Why Andrew Ng teaches humans to teach computers AI visionary


Associated Press

PALO ALTO, Calif.

Andrew Ng has led teams at Google and Baidu that have gone on to create self-learning computer programs used by hundreds of millions of people, including email spam filters and touch-screen keyboards that make typing easier by predicting what you might want to say next.

As a way to get machines to learn without supervision, he has trained them to recognize cats in YouTube videos without being told what cats were. And he revolutionized this field, known as artificial intelligence, by adopting graphics chips meant for video games.

To push the boundaries of artificial intelligence further, one of the world’s most renowned researchers in the field says many more humans need to get involved. So his focus now is on teaching the next generation of AI specialists to teach the machines.

Nearly 2 million people around the globe have taken Ng’s online course on machine learning. In his videos, the lanky, 6-foot-1 Briton of Hong Kong and Singaporean upbringing speaks with a difficult-to-place accent . He often tries to get students comfortable with mind-boggling concepts by acknowledging up front, in essence, that “hey, this stuff is tough.”

Ng sees AI as a way to “free humanity from repetitive mental drudgery.” He has said he sees AI changing virtually every industry, and any task that takes less than a second of thought will eventually be done by machines. He once said famously that the only job that might not be changed is his hairdresser’s – to which a friend of his responded that in fact, she could get a robot to do his hair.
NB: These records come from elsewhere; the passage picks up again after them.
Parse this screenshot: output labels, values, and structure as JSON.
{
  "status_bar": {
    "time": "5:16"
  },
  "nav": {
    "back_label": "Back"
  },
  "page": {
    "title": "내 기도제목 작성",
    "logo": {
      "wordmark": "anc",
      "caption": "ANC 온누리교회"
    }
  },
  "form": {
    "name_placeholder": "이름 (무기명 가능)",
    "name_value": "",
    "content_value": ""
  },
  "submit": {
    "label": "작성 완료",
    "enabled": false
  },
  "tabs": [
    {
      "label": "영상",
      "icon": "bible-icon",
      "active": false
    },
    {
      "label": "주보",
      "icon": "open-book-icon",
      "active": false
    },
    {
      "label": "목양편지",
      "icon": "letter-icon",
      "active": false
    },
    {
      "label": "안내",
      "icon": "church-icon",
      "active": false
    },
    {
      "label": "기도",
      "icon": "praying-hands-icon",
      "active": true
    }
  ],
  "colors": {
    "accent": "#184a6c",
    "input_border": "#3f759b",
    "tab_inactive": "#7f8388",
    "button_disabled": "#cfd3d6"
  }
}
At the end of a 90-minute interview in his sparse office in Palo Alto, Calif., he reveals what’s partially behind his ambition.

“Life is shockingly short,” the 41-year-old computer scientist says, swiveling his laptop into view. He’s calculated in a Chrome browser window how many days we have from birth to death: a little more than 27,000. “I don’t want to waste that many days.”

TEACHING HOW TO TEACH COMPUTERS

Ng’s fascination with AI was paralleled by a desire to share his knowledge with students. As online education took off earlier this decade, Ng discovered a natural outlet.

His “Machine Learning” course, which kicked off Stanford’s online learning program alongside two other courses in 2011, immediately signed up 100,000 people without any marketing effort.

A year later, he co-founded the online-learning startup Coursera. More recently, he left his high-profile job at Baidu to launch deeplearning.ai , a startup that produces AI-training courses.

Every time he’s started something big, whether it’s Coursera, the Google Brain deep learning unit, or Baidu’s AI lab, he has left once he felt the teams he has built can carry on without him.